Starsky just stared at him, speechless, expressionless.

"You never let it beat me. And you gave me the one thing I could never get from anyone else -- hope. I knew you'd be with me through the whole thing, and that made it bearable. I could fight it 'cause I was never really alone."

Starsky finally found his voice, matched it with Hutch's whispered, earnest tone. "You never were."

Hutch nodded solemnly. "I know. But it goes both ways, y'know."

Starsky nodded back, still not taking his eyes off the other. "I know."

Hutch smiled. "Good." He got up and moved off for a moment before reappearing with a blanket and circling around the couch to settle himself in the easy chair an arm's length away.

Starsky's eyes followed him. "What're you doing?" he asked suspiciously.

"I'm resting, dummy, what does it look like? I'm so tired, I could sleep anywhere. Now go to sleep. I'll be right here."

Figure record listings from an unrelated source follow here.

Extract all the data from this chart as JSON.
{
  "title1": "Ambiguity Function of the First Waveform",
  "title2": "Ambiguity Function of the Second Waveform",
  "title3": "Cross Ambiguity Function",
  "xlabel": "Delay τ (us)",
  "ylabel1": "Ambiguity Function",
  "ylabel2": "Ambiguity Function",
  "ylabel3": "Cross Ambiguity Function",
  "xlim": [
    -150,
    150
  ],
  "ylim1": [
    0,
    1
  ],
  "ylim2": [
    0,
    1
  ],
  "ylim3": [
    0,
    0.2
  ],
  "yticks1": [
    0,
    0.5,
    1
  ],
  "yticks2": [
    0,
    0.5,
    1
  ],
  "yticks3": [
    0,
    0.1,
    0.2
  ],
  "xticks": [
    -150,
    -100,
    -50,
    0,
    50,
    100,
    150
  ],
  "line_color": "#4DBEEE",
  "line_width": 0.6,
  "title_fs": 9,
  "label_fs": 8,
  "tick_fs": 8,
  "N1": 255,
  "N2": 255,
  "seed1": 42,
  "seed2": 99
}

For a split-second, Starsky almost argued with him. It had been over twenty years since he needed someone to stay in the room with him at night to keep the monsters away. But then, monsters came in all different shapes and sizes, and everyone needed a little help with theirs once in a while. He allowed a small, warm grin, letting his eyes convey his true feelings. Enough soul-baring talk for one night. "Goodnight, Mom," he said, suddenly feeling very tired. He pulled the covers up over his head.

That way Hutch couldn't see his brimming eyes.